With globalisation picking up speed around the world, Japan’s business and educational communities are beginning to commit serious efforts to responding to this trend.
Today the business world recognises the necessity of cultivating people with a global outlook and is moving rapidly to secure such people. In response, universities are rapidly globalising their educational approaches, research activities and systems.
In the university world, since Global 30 Project in 2009 a number of measures have been implemented, including a project to train globally minded personnel and the Tobitate Scholarship Program, a support system for people studying abroad.
In parallel with these efforts, the rise of a number of overlapping initiatives aimed at municipal high schools in Tokyo is striking. Among these are the “Boot Camp to Train the Next Generation of Leaders,” Tobitate and Super Global High School (SGH).
One approach under discussion, as a partnership between junior high school and high school education, is a revamping of the university entrance exam system, under the theme of “connecting high schools with universities.” You are all no doubt aware of the many initiatives undertaken to this point, including focus on unofficial reports, entrance exams by referral and A0 entrance exams.
In March 2016 Japan’s Ministry of Education, Culture, Sports, Science and Technology (MEXT) announced the addition of new university entrance qualifications, namely GCE-A levels and the International Baccalaureate.
Amid this rising tide of opportunities it is no longer unusual for high school students to enter overseas university faculties directly, without first proceeding to a Japanese university. We have reached an era in which students are free to choose between a Japanese university and an overseas university that appeals to them.
However, the cost of proceeding directly from high school to an overseas university as an undergraduate student studying abroad is quite high in comparison with fixed-term study-abroad programs between Japanese and overseas high schools.
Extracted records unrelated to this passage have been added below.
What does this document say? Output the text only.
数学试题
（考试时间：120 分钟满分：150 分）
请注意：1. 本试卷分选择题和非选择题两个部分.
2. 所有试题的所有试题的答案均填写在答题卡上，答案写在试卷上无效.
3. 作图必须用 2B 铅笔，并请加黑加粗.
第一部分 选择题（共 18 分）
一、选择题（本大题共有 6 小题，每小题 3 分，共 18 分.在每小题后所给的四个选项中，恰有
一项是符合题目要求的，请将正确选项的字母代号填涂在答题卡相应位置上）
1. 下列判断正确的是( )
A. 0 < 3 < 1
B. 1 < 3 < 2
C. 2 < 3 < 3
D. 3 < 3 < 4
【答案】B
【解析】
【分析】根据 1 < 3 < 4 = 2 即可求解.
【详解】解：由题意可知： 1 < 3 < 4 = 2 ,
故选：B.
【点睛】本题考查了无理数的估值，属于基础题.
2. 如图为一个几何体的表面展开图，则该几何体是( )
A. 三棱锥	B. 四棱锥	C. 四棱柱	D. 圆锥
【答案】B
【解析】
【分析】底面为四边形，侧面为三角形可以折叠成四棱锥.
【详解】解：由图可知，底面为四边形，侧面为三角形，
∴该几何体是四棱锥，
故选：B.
In response to this state of affairs, the Tazaki Foundation provides comprehensive support for a five year program in which students begin at a public school in the United Kingdom and proceed to a British university. This approach is endorsed by national and public high schools in Tokyo and by MEXT.
Most programs aimed at globalisation of education in Japan are focused on the United States. Yet the UK has long boasted a high level of international competitiveness in education, backed by centuries of history and tradition. For example, Cambridge and Oxford are the only universities in the world that use the tutorial system, in which instructors and students work on a one-to-one basis.
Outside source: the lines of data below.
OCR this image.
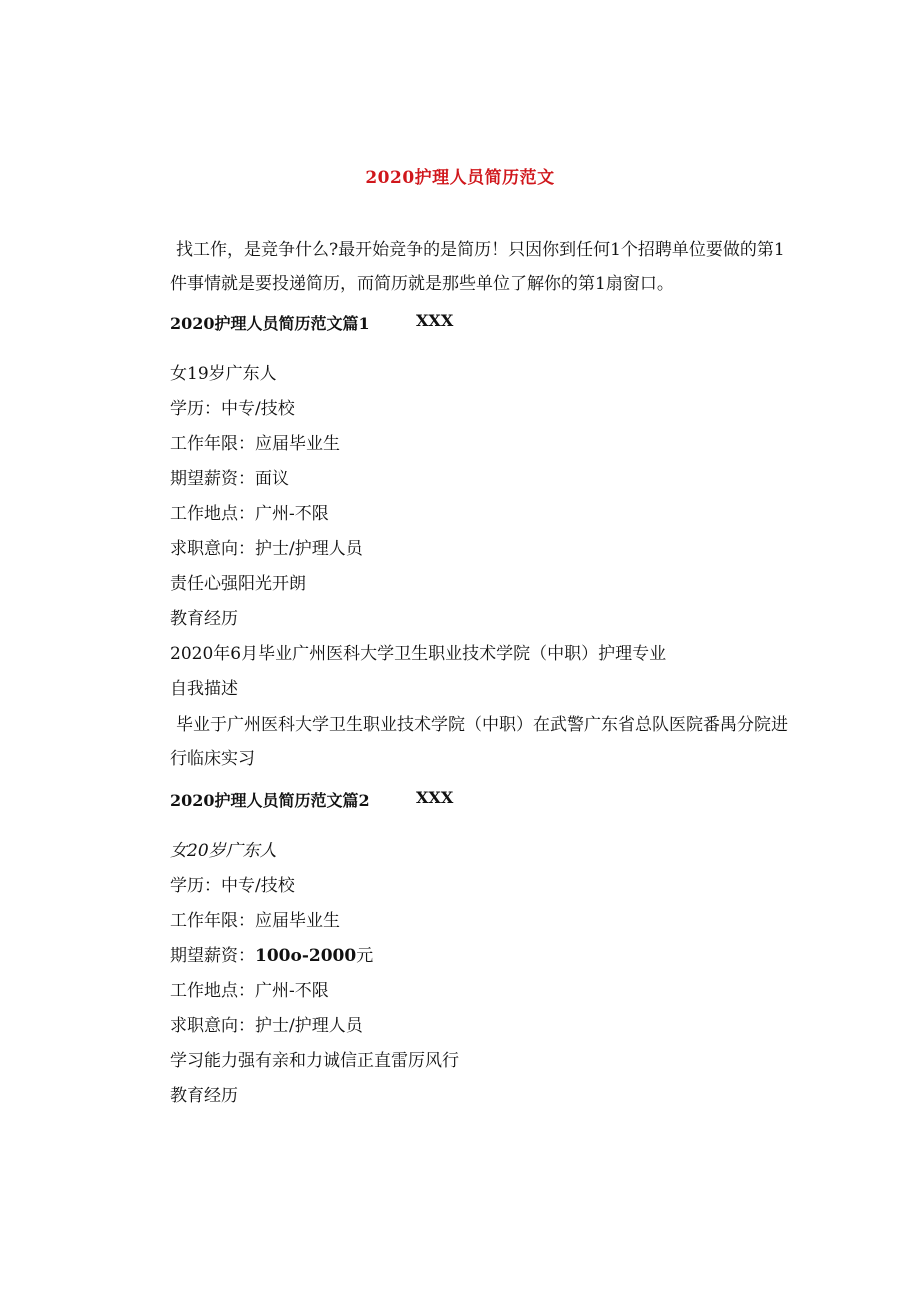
2020护理人员简历范文
找工作，是竞争什么?最开始竞争的是简历！只因你到任何1个招聘单位要做的第1件事情就是要投递简历，而简历就是那些单位了解你的第1扇窗口。
2020护理人员简历范文篇1	XXX
女19岁广东人
学历：中专/技校
工作年限：应届毕业生
期望薪资：面议
工作地点：广州-不限
求职意向：护士/护理人员
责任心强阳光开朗
教育经历
2020年6月毕业广州医科大学卫生职业技术学院（中职）护理专业
自我描述
毕业于广州医科大学卫生职业技术学院（中职）在武警广东省总队医院番禺分院进行临床实习
2020护理人员简历范文篇2	XXX
女20岁广东人
学历：中专/技校
工作年限：应届毕业生
期望薪资：100o-2000元
工作地点：广州-不限
求职意向：护士/护理人员
学习能力强有亲和力诚信正直雷厉风行
教育经历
I would like young Japanese people to grow in the future as multi-cultural individuals while holding fast to their identities as Japanese. I am convinced that an education in the UK is ideal for this purpose.
I hope that all of the parents will understand these aims and give their approval and support to the young people making this bold leap into an exciting future.
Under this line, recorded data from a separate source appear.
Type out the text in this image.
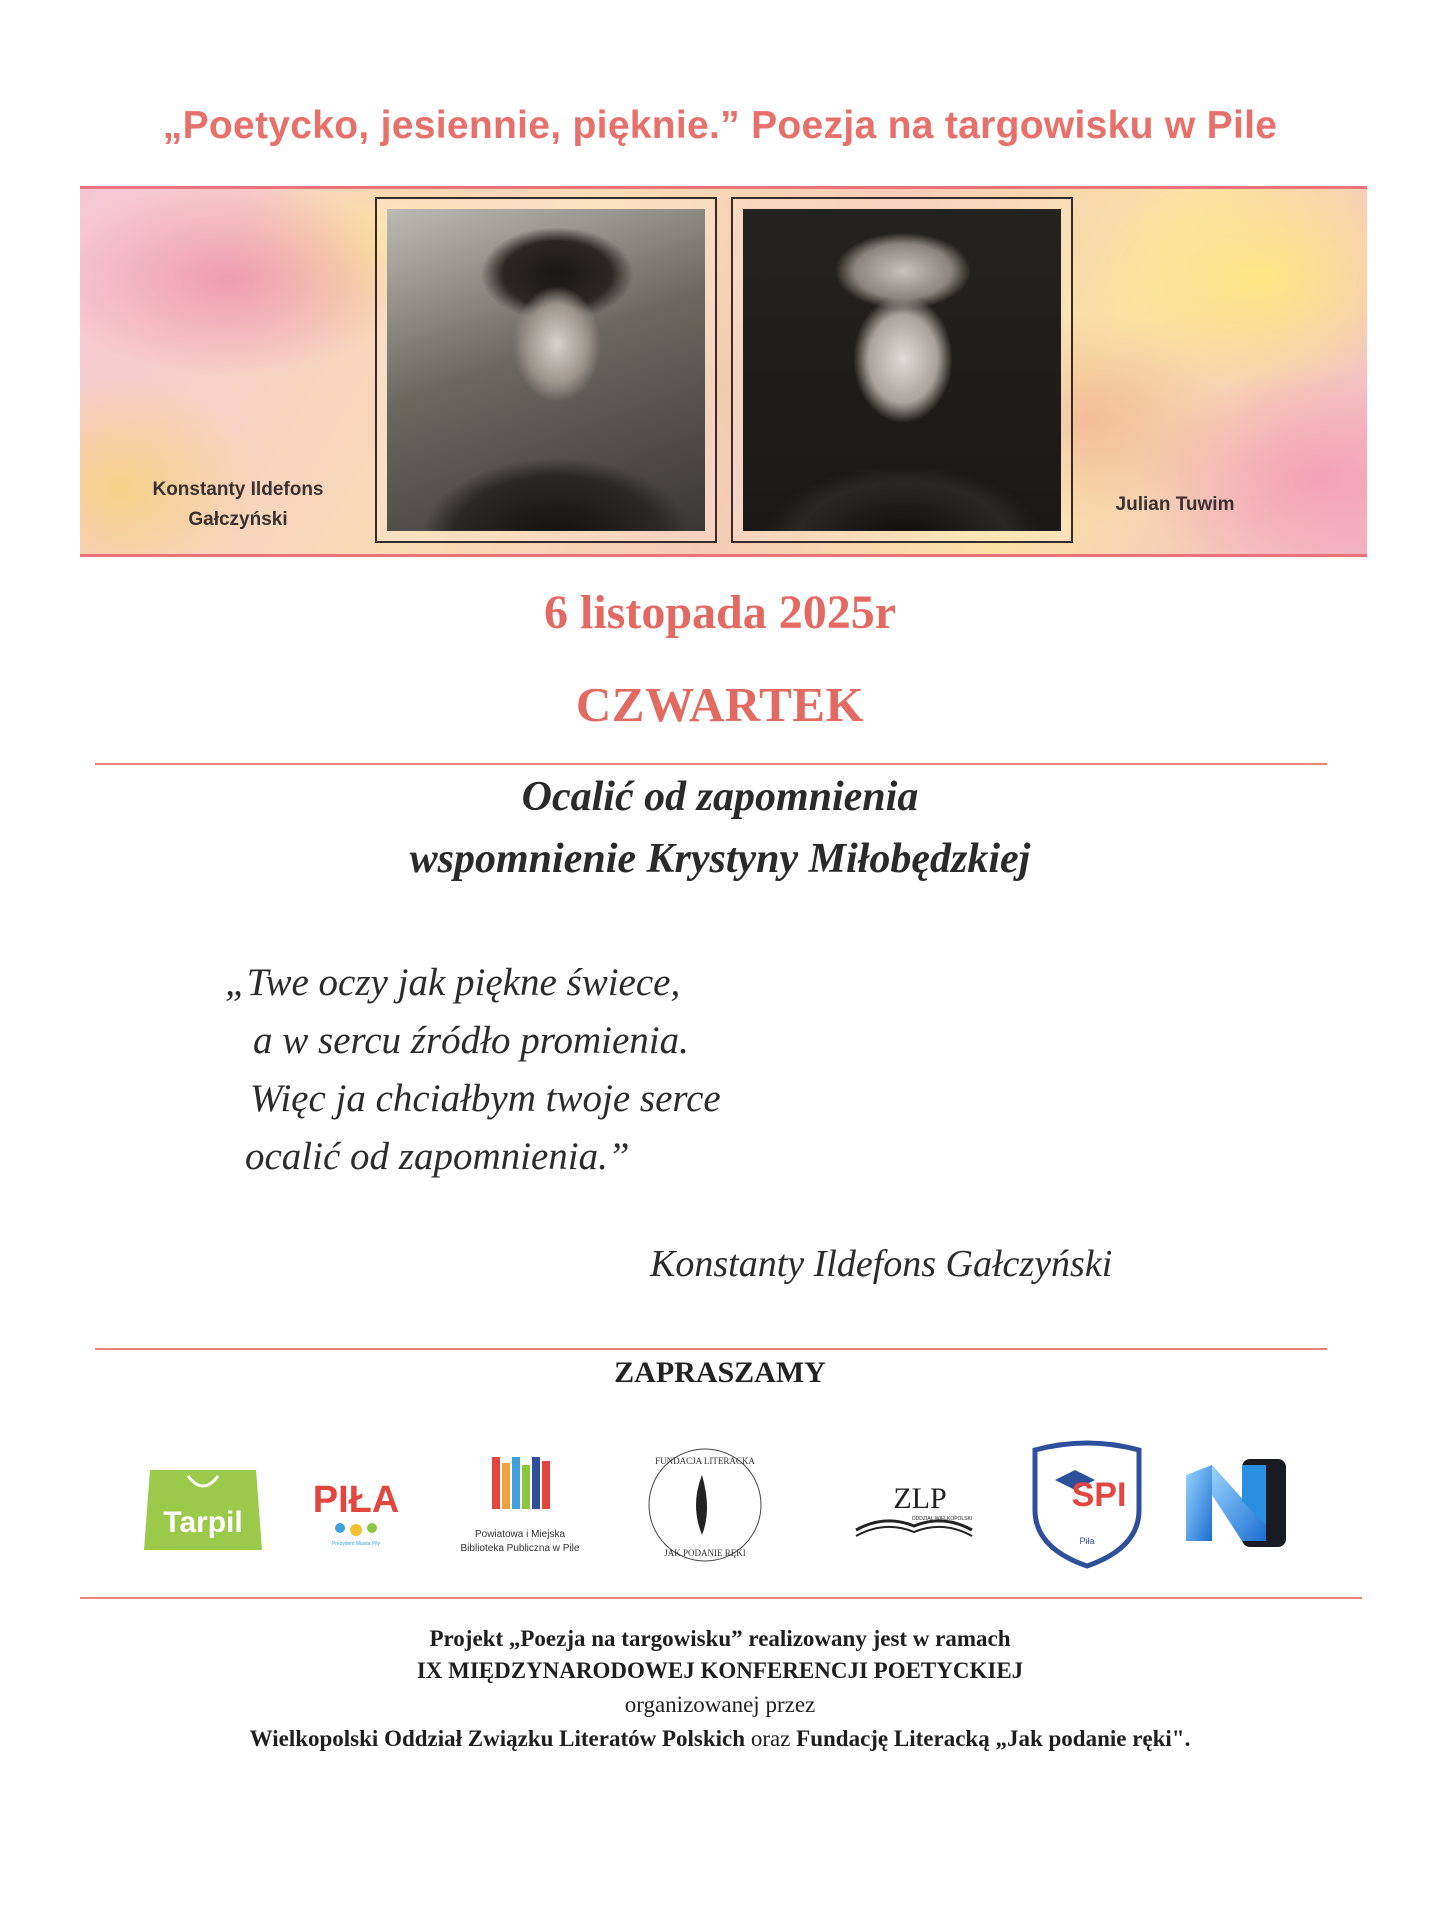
„Poetycko, jesiennie, pięknie.” Poezja na targowisku w Pile
Konstanty Ildefons
Gałczyński
Julian Tuwim
6 listopada 2025r
CZWARTEK
Ocalić od zapomnienia
wspomnienie Krystyny Miłobędzkiej
„Twe oczy jak piękne świece,
a w sercu źródło promienia.
Więc ja chciałbym twoje serce
ocalić od zapomnienia.”
Konstanty Ildefons Gałczyński
ZAPRASZAMY
Tarpil
PIŁA
Prezydent Miasta Piły
Powiatowa i Miejska
Biblioteka Publiczna w Pile
FUNDACJA LITERACKA
JAK PODANIE RĘKI
ZLP
ODDZIAŁ WIELKOPOLSKI
SPI
Piła
Projekt „Poezja na targowisku” realizowany jest w ramach
IX MIĘDZYNARODOWEJ KONFERENCJI POETYCKIEJ
organizowanej przez
Wielkopolski Oddział Związku Literatów Polskich oraz Fundację Literacką „Jak podanie ręki".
|July 1943||Born in Yokohama.|
|April 1962||Graduated from Tokyo Metropolitan Nishi High School.|
|September 1962||Commenced studying in the United Kingdom. Enrolled at Kingswood School, a public school (privately operated boarding school) in Bath, to qualify for British university entry examinations. At Kingswood, obtained A-levels in maths and physics and an S-level in advanced maths.|
|October 1964||Admitted to Downing College, University of Cambridge, to read mathematics and mathematical economics.|
|June 1967||Obtained BA(later MA) and graduated from the University of Cambridge.|
|June 1967||Joined the London Branch of Mitsubishi Corporation.|
|October 1968||Joined the London Branch of Continental Ore Corp.|
|April 1973||Joined the London Branch of Sumitomo Corporation.|
|November 1974||Established T. Tazaki & Co., Ltd. in London.
Under the aegis of T. Tazaki & Co., established numerous business operations as a pioneer in the British business world, including projects in recruitment (today’s JAC Recruitment), food services such as food importing, food wholesaling and restaurant operations (originally Tazaki Foods) and real-estate (today’s JAC Strattons).